Gray, 25, died a week after suffering spinal injuries in the back of a police transport van in April 2015. Three officers were acquitted of charges including misconduct in office, manslaughter and murder, and charges were dropped against the other three.
Mosby said her proposals, produced after “convening and consulting prosecutors around the country,” were aimed at “opening a dialogue about the role that prosecutors, police and community members play when citizens are seriously injured or killed during interactions with police departments.”
“Having learned the hard way through firsthand experience, when allegations of police misconduct arise, prosecutors are seen too often as protective of police and unlikely to prosecute cases of wrongdoing,” Mosby said during an announcement at Coppin State University.

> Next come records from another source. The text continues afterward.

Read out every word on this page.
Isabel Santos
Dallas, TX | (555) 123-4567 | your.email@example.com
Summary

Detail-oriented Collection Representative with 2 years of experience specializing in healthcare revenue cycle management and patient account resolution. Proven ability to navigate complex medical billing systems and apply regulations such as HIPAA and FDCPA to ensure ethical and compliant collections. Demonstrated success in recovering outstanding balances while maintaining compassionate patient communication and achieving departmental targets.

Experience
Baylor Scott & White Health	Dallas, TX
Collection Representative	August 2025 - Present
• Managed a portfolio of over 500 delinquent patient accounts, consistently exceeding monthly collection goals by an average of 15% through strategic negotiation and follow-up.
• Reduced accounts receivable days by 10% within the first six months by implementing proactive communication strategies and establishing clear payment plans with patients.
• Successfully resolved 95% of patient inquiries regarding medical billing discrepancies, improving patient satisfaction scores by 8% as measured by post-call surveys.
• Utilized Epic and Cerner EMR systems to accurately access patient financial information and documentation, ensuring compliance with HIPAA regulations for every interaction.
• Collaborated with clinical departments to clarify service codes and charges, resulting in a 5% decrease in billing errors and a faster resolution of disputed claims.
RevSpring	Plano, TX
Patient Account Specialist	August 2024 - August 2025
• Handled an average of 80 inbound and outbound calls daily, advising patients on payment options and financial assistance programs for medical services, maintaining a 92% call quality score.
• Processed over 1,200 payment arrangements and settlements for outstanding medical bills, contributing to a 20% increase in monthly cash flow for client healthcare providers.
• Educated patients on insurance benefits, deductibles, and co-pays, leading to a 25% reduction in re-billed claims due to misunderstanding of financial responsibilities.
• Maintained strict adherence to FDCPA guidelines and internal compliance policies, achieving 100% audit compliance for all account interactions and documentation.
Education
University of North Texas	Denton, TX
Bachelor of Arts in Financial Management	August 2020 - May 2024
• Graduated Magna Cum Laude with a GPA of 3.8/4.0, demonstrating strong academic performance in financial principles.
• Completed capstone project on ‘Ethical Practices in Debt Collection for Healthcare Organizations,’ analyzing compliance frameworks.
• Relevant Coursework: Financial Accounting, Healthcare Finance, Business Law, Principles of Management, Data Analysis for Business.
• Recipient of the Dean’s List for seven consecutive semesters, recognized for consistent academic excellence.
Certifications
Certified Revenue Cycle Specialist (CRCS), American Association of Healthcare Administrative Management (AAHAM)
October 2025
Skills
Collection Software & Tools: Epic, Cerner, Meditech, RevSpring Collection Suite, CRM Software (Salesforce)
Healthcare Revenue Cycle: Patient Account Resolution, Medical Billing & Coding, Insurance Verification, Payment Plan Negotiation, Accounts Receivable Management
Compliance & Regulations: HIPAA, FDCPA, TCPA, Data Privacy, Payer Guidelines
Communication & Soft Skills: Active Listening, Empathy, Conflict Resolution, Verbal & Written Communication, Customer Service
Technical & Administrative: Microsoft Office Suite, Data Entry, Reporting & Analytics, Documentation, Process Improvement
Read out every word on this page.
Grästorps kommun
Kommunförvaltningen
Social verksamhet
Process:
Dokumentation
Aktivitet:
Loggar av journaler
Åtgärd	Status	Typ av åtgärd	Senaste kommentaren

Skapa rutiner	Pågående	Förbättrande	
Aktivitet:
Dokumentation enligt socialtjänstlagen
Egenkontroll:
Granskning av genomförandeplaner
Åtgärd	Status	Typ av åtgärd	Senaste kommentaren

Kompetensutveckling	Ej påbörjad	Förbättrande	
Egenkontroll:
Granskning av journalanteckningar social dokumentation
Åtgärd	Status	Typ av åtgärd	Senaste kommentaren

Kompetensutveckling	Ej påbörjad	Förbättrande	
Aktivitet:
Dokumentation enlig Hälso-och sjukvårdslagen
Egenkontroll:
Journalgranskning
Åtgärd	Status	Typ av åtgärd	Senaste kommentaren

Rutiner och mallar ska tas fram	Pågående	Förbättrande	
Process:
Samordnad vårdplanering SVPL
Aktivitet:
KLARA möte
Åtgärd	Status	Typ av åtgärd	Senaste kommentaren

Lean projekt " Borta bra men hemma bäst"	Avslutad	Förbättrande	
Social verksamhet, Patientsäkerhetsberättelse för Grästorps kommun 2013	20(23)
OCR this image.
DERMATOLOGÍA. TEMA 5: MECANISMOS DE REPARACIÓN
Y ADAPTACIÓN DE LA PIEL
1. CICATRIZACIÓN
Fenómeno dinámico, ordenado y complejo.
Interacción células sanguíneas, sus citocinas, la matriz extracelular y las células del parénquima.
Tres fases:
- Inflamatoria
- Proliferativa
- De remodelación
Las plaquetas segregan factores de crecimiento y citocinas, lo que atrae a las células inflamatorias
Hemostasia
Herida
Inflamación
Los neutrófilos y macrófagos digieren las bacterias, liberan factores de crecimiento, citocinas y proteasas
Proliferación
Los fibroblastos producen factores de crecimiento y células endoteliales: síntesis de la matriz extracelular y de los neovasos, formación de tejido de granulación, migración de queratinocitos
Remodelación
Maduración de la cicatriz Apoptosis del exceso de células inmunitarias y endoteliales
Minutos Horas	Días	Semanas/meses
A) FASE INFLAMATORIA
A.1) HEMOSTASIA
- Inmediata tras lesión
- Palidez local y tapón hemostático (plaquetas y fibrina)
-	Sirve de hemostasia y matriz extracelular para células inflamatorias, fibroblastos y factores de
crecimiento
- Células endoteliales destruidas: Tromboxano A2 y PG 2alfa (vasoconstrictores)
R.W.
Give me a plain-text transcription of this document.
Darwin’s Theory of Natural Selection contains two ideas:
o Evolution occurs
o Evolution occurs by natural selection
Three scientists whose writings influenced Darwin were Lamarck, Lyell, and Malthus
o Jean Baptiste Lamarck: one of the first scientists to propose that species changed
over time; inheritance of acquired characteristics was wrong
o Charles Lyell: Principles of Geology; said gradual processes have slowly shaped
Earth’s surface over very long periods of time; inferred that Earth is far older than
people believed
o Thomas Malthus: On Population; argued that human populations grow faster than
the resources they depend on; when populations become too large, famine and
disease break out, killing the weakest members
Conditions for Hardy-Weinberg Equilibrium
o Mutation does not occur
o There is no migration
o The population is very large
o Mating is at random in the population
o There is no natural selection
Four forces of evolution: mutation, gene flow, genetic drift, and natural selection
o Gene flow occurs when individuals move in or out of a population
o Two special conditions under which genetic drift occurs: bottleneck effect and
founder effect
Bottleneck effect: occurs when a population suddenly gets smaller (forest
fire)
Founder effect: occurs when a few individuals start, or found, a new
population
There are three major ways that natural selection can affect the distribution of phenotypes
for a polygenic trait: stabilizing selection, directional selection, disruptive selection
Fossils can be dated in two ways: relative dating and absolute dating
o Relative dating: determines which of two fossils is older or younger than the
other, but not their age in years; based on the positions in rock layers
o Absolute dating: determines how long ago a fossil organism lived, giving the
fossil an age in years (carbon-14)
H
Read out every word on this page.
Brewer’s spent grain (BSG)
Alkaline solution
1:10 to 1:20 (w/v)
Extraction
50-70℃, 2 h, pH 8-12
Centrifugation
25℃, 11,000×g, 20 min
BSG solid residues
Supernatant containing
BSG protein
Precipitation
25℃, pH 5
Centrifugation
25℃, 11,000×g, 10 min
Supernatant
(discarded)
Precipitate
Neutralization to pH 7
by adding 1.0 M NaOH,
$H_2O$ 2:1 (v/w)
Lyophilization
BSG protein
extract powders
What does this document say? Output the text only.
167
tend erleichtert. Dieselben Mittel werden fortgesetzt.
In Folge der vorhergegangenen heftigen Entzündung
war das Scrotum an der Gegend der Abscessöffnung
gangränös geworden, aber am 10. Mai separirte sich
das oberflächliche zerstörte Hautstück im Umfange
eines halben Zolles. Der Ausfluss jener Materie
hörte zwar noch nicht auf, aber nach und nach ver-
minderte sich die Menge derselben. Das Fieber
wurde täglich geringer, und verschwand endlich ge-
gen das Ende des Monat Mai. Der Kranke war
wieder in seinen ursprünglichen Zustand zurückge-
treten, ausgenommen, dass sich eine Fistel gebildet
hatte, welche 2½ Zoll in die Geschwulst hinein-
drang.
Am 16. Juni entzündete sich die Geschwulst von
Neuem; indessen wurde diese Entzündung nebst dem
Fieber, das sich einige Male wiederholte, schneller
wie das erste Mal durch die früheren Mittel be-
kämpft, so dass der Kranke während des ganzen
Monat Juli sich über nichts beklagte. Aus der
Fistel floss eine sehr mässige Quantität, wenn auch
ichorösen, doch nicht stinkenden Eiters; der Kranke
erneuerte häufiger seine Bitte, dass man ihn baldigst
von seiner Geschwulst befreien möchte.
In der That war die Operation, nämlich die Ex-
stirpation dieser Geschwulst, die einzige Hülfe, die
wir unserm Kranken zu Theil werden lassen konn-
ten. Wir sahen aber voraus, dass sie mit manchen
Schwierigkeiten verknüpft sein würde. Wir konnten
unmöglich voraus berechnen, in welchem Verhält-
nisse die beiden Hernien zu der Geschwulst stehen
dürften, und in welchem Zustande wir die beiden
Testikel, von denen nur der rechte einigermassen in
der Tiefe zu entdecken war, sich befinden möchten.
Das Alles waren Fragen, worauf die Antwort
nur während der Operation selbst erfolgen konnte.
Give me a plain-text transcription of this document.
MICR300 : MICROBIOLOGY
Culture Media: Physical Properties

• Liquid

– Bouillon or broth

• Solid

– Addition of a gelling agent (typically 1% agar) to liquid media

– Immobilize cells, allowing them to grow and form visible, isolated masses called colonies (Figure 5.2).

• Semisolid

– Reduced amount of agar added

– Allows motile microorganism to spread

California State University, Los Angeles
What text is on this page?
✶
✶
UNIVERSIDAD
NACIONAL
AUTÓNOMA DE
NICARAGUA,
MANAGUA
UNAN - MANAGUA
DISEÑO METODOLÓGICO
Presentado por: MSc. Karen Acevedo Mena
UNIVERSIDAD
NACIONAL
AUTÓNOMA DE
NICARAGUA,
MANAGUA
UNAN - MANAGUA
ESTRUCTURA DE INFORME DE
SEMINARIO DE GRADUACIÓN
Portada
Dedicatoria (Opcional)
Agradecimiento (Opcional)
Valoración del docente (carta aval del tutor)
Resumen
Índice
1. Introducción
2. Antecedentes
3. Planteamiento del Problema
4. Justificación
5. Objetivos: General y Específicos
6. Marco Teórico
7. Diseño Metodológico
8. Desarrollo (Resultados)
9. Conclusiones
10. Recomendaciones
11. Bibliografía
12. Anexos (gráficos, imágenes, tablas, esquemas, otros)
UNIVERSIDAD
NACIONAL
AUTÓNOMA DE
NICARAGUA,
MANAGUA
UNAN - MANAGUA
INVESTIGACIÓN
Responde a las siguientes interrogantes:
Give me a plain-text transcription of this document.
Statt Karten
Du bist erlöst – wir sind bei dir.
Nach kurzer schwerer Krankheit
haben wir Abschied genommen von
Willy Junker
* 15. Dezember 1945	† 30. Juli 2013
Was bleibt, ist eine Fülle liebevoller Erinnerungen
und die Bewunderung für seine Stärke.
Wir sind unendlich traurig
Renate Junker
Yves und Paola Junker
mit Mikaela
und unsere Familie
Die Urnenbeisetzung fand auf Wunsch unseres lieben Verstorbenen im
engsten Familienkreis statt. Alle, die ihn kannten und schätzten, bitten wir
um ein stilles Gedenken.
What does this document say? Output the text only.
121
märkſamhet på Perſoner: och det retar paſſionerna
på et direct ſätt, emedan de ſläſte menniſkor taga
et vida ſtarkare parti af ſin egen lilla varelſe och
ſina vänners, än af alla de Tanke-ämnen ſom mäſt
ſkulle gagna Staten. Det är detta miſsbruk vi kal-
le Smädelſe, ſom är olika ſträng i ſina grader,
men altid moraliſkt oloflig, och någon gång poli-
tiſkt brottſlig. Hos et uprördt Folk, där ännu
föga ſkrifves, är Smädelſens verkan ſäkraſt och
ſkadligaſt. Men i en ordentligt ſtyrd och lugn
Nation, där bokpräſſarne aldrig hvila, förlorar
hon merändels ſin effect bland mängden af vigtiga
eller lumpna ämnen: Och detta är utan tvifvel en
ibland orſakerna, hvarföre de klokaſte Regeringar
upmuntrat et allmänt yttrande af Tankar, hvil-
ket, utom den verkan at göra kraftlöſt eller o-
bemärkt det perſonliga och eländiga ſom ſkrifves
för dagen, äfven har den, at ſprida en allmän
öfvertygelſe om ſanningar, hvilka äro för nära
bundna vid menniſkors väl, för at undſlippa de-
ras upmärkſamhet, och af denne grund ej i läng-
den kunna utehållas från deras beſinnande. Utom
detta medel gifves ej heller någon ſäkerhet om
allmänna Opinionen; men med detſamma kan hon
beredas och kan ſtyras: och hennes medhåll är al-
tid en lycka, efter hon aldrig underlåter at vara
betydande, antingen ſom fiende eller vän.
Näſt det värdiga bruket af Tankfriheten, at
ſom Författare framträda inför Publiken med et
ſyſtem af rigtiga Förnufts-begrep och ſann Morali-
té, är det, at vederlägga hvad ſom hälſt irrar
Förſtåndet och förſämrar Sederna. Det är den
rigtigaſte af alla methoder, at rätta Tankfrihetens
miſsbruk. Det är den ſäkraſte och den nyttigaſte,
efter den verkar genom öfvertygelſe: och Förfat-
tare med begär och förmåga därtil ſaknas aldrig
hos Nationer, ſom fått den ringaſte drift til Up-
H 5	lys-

The first of Mosby’s proposals calls for replacing the Police Department’s Special Investigation Response Team, which responds to all incidents in which officers use significant force, with a “collaborative investigative team” made up of a police investigator, an investigator from her office, a Maryland State Police investigator and a Civilian Review Board investigator.
Another proposal calls for the crossdesignation of federal prosecutors as potential partners in bringing state charges against police officers, while another calls for the immediate inclusion of at least two citizens on trial boards that hear officer misconduct charges at the administrative level. The latter has been a top priority of activists in Baltimore but opposed by the police union.
In response to the proposals, Police Commissioner Kevin Davis said in a statement that his department “will consider all recommendations that serve to improve our processes and enhance our reputation in the community.”
The likelihood of Mosby’s proposals being adopted or turned into law is unclear, though some would face an uphill battle in Annapolis.
Attorneys for the officers charged in the Gray case have previously bristled at Mosby’s suggestion that the outcome of the cases may have been different if federal prosecutors were in charge and could force a jury trial rather than a bench trial.
“Quite honestly, I think all of us would have welcomed the opportunity to try this case in front of a federal jury,” said Catherine Flynn, an attorney for Officer Garrett Miller, whose charges were dropped.
Baltimore City State’s Attorney Marilyn J. Mosby speaks Thursday at Coppin State University about her policy reform proposals for investigating and prosecuting police misconduct.